Seeing is Believing: Up Close with the 9–11 Responders
While September 11, 2001, was a dark day for America, it also provided a shining example of what public employees — and their unions — offer our nation every day.
We all have our own memories of that morning — where we were and what we were doing when we learned that the World Trade Center was burning and the Pentagon had been hit. I was on the second floor of an office building two blocks from the White House, working for the union that represents professional firefighters and paramedics in the United States and Canada.
Just minutes later, I was in the office of the General President of that union, where he discussed with his senior staff how they could and would respond to the needs of its members and the communities they served. I was with him as he saw the towers fall and hundreds of his dues-paying members, along with thousands of their fellow citizens, perish. The moment was rich with history as the union moved swiftly into action.

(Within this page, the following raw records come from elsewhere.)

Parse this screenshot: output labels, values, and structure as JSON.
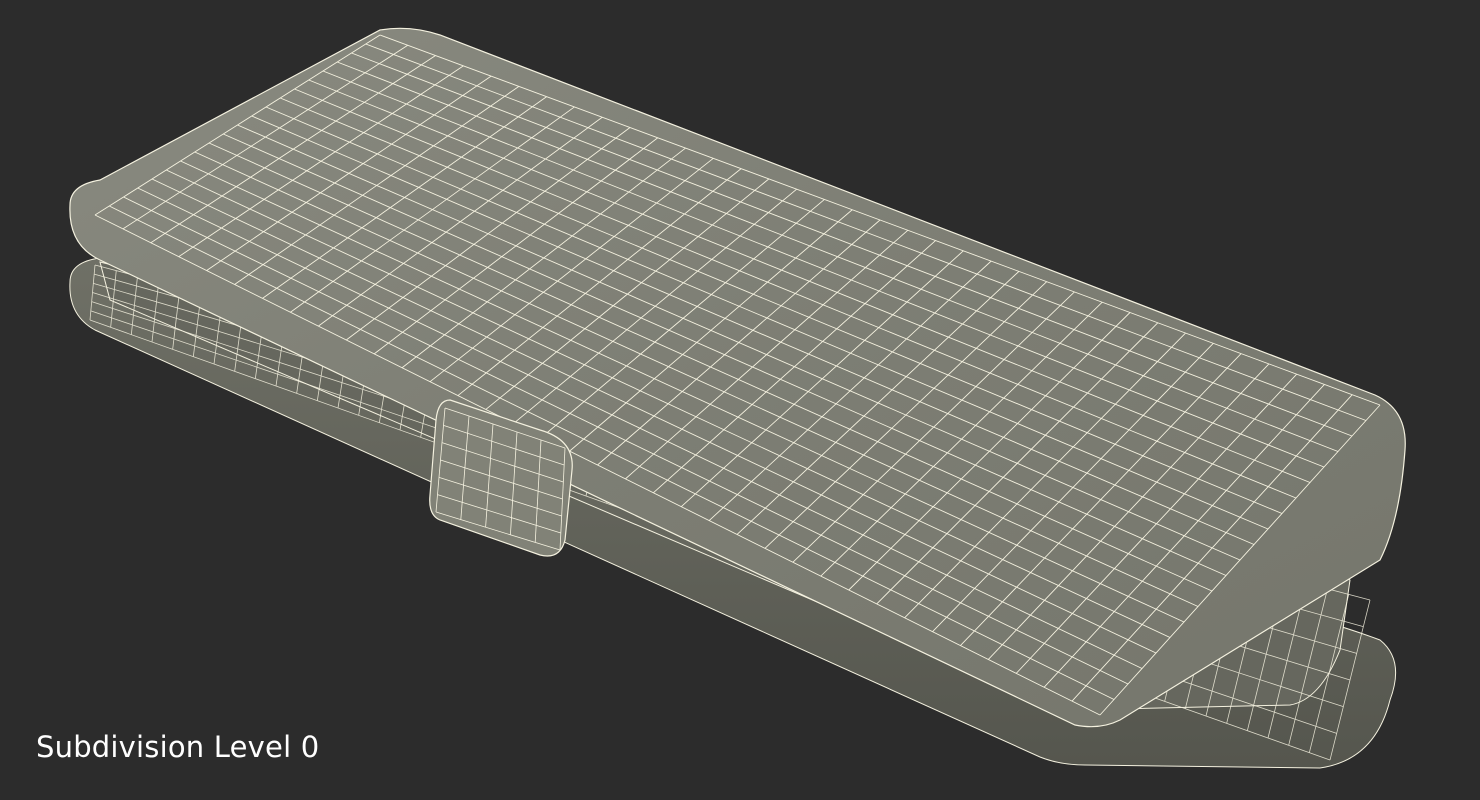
{
  "render": {
    "caption": "Subdivision Level 0",
    "background_color": "#2c2c2c",
    "mesh_color": "#7c7d72",
    "wire_color": "#f4f1df"
  }
}
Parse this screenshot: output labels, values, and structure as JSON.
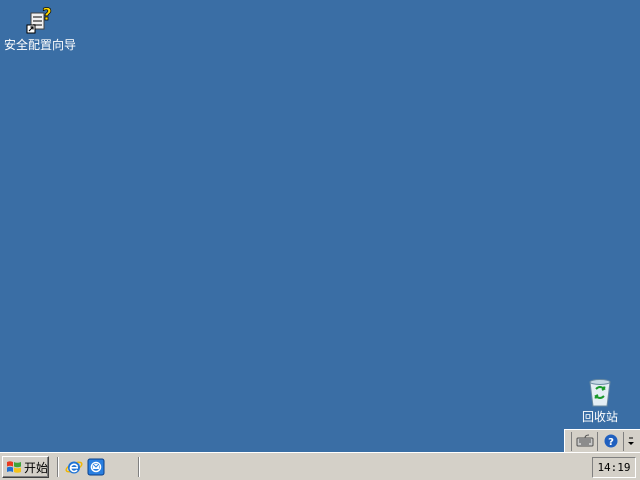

Within hours we had rapid-response teams on the way to New York City and Arlington. Within days we had health-and-safety experts and administrative staff in the city providing critical support to the thousands of firefighters working on recovery efforts at Ground Zero.
Within weeks we had a newly created fund smoothly handling the unprecedented outpouring of generosity from people across the nation and beyond — with all administrative costs borne by the union to make sure that every donated penny went to a family that had lost someone on that day. And within months, with allies in Congress and the White House in support, we helped pass a series of bipartisan legislative initiatives, what we called a “living memorial,” that boosted public safety and retooled homeland security in the new Age of Terror.
Today, 16 years after those dark hours, when I hear various pundits and politicians rail against unions like the one I worked for, I remember my experiences in the aftermath of September 11. I also remember working for several years with local leaders in small towns and cities across our great country as they fought to keep fire stations open, provide emergency medical care where none existed and defend their rights on the job.
Every once in a while I would get a question from a classmate from West Point or someone who knew about my service in the Army, “How did a guy like you end up working for a union?” My answer was pretty simple: “They taught me everything I needed to know about unions when I was a plebe.”
I answered their puzzled looks by quoting a few of the principles of leadership upperclassmen drilled into my head long ago. Among these were, “Make sound and timely decisions,” “Set the example,” “Keep your soldiers informed” and “Train your unit as a team.” Exactly what workers deserve from management — and exactly what unions are formed to promote.
Public-sector unions represent public servants. These organizations — imperfect as any human institution — are forged in the belief that workers who are committed to their jobs have a collective right to speak out publicly and defend their rights. To “recognize” a union is to recognize that the men and women who get up each day to teach our children, police our streets and provide government services to the rest of us contribute measurably to our society.
On September 11, 2001, the firefighters of New York City answered the call — and so did their union. I was there and I saw it with my own eyes. From my point of view, the patriotism of their actions on that day alone should keep them off the target list of any zealot looking to score quick political points.